Culture:

The Cats of London – another bicycle ride

Monday, 30 August 2021

Having pedalled my bicycle around the London Monopoly board I set out on another Sunday ride with The Fridays cycling group to check out the cats of London. A ‘Purrfect’ ride as they described it. Home to home (including the 10km to Russell Square at the start and back again afterwards) it totalled 50km for me.
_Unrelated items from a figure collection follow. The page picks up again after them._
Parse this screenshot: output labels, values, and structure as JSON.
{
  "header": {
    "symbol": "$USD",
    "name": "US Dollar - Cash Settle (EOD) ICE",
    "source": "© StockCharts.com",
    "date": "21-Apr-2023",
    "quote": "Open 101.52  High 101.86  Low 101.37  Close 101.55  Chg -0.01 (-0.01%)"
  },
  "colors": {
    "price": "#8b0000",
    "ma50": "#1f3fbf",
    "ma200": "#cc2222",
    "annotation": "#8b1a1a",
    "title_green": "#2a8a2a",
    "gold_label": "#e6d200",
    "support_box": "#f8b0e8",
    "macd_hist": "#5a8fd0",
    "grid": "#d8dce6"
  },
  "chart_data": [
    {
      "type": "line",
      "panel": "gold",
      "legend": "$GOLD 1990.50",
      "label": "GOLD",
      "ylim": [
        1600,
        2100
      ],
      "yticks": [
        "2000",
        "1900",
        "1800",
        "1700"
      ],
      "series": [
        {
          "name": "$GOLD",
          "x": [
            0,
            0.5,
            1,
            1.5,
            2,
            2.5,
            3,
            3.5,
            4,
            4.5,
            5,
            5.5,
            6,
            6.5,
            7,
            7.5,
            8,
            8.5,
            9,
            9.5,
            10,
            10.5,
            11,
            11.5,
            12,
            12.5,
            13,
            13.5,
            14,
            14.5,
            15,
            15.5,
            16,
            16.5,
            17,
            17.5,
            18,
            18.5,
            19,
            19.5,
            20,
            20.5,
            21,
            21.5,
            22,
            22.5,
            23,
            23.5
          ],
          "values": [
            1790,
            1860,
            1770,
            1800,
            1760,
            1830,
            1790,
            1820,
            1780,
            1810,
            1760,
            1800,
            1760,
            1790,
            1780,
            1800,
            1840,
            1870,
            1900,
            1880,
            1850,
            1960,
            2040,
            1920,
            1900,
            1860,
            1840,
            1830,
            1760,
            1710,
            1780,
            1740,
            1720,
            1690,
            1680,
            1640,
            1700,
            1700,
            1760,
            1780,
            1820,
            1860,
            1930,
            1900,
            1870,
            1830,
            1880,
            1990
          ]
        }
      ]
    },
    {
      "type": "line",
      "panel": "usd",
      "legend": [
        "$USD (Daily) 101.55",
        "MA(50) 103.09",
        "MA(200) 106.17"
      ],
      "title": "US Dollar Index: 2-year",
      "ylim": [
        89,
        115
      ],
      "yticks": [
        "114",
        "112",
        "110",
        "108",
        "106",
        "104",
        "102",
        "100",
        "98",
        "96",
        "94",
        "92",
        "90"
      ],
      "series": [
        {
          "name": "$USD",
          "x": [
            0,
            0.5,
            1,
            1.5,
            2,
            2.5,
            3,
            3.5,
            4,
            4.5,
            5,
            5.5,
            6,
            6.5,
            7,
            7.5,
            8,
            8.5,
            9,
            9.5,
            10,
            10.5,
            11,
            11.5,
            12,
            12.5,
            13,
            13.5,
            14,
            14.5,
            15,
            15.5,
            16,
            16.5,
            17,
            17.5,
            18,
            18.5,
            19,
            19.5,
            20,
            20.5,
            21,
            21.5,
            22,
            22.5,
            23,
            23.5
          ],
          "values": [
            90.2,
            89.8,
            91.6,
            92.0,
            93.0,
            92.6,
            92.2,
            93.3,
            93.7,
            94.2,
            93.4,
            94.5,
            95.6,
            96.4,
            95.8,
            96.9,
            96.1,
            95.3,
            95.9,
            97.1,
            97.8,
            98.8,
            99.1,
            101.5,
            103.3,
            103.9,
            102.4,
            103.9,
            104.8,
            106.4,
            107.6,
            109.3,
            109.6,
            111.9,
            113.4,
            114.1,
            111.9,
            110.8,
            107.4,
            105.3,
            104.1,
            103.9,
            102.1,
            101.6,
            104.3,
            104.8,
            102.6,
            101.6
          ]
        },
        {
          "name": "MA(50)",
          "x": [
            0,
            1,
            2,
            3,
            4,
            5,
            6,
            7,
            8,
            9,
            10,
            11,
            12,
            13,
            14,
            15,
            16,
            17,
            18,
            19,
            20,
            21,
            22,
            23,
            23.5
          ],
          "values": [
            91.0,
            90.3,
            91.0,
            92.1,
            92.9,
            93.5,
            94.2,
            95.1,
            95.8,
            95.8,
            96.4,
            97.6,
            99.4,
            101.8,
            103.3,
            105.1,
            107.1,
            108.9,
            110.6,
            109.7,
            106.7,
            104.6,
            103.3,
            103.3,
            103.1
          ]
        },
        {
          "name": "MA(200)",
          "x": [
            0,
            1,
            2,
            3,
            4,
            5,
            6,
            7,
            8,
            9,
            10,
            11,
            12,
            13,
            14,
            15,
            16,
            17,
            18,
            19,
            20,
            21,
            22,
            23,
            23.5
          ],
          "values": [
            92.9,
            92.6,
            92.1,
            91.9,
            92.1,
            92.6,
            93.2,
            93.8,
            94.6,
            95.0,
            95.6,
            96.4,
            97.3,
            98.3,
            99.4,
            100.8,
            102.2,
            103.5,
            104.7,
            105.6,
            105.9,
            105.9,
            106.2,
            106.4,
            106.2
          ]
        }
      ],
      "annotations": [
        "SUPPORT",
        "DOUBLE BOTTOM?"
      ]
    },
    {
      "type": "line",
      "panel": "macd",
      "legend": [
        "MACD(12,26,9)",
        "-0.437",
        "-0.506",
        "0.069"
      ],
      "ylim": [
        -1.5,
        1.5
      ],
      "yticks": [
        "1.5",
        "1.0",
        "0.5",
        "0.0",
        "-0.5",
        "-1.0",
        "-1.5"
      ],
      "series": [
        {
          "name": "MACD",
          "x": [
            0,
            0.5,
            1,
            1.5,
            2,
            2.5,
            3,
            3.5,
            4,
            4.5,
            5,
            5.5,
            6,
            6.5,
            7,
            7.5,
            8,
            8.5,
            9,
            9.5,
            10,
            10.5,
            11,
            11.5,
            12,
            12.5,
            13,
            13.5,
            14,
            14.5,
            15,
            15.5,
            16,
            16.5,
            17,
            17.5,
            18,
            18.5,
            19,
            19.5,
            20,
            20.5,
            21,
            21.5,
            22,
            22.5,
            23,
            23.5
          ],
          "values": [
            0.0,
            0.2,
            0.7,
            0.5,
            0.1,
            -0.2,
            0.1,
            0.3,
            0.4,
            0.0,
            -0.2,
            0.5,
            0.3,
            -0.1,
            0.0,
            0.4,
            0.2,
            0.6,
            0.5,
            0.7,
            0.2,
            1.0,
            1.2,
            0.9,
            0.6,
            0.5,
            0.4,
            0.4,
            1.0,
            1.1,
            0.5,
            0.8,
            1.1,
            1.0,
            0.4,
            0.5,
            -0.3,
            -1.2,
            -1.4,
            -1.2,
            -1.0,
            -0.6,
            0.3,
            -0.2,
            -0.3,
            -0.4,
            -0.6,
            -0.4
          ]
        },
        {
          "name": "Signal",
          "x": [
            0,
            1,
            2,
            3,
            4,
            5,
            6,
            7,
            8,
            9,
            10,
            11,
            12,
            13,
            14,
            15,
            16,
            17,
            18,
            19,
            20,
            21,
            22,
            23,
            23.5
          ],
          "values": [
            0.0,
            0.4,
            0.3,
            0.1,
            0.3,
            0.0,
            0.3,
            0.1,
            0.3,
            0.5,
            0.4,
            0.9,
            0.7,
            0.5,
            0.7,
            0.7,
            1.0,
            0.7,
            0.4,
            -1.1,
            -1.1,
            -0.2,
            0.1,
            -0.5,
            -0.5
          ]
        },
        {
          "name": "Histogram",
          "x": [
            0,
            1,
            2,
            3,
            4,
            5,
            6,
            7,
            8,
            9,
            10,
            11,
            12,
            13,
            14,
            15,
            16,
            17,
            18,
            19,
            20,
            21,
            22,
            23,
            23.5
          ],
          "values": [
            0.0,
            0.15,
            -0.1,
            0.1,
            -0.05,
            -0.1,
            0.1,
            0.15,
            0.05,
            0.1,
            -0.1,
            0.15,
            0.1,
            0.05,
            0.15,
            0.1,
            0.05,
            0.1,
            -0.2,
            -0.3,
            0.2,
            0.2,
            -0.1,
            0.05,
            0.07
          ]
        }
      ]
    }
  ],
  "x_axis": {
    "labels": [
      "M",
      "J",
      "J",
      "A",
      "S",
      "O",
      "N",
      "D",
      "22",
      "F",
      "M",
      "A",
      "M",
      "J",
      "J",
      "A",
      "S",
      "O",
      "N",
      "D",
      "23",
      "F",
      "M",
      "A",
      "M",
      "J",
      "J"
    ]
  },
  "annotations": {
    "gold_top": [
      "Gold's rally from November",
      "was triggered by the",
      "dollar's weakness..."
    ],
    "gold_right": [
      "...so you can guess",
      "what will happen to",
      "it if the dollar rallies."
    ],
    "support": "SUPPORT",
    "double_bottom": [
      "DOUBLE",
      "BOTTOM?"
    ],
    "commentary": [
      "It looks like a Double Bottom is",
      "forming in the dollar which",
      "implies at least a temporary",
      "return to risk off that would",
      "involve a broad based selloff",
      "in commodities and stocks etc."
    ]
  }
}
▲ We started with the good cat Trim and explorer Matthew Flinders at Euston Station. I posted a blog about him when he (and Trim) were inside the station, now they’re outside and look much better for it. Plus his grave had been discovered in 2019. The cemetery where he was buried disappeared under the train station in 1849 and given that there were 40,000 remains buried there it seemed unlikely that his would turn up. Remarkably in the HS2 high speed train developments the Flinders grave was discovered almost immediately and this story in The Guardian covers this surprising story. It may not have been a big deal in the UK, but certainly was in Australia where Matthew Flinders has more statues than anybody else except for Queen Victoria!

▲ From there we continued to Camden (where I lived for a spell in the 1990s) and Greater London House, a wonderful Egyptian Revival art deco building, formerly a tobacco company’s head office. Two big cat statues flank the entrance and there are lots of cat heads along the top of the building.

◄ On through Camden and past Camden Lock to Kentish Town where there’s a white plaque noting that ‘Boris the Cat lived here 1986 to 1996.’

 

◄ We pass a number of reminders of Dick Whittington and his cat Tommy, although the cat may never have existed and if it did its name may not have been Tommy. This statue on Highgate Hill is on a memorial that dates from 1821 although the cat statue is a 1964 addition. It’s quite a complicated story which you can read in this London Remembers posting. Supposedly this was where he heard the Bow Bells ring out ‘Turn again, Dick Whittington, thrice Lord Mayor of London’.

 

 

 

 

 

◄ Near the Almeida Theatre in Islington there’s a very nice statue to Bob, the cat of A Street Cat Named Bob, a very popular (ie something of a tear jerker) book and movie. And a follow up. Bob’s busker and heroin addict owner (Bob saved him) worked his pitch near the Angel tube station.

From Bob we visited Sam, the cat of Patricia Penn in Queen Square WC1, then Kasper the ‘guest 14’ cat at the Savoy Hotel before a long trek to Bermondsey and assorted Salter family statues, including their cat, beside the river. Right across the road from the statue collection is the site of King Edward III’s Manor House.

▲ Statue of local hero Alfred Salter (1873-1945) and my bicycle. His cat is a few steps away on a wall overlooking the Thames River.

◄ Finally we U-turn and head back towards our starting point for Hodge, Samuel Johnson’s cat, outside his house in Gough Square. It’s a nice juxtaposition with Trim at the very beginning of our ride. The statue of Hodge is surveying an oyster, a favourite cat-snack and it’s said Johnson was so fond of his cat that he always shopped for his oyster rations himself, not leaving it to a servant to procure.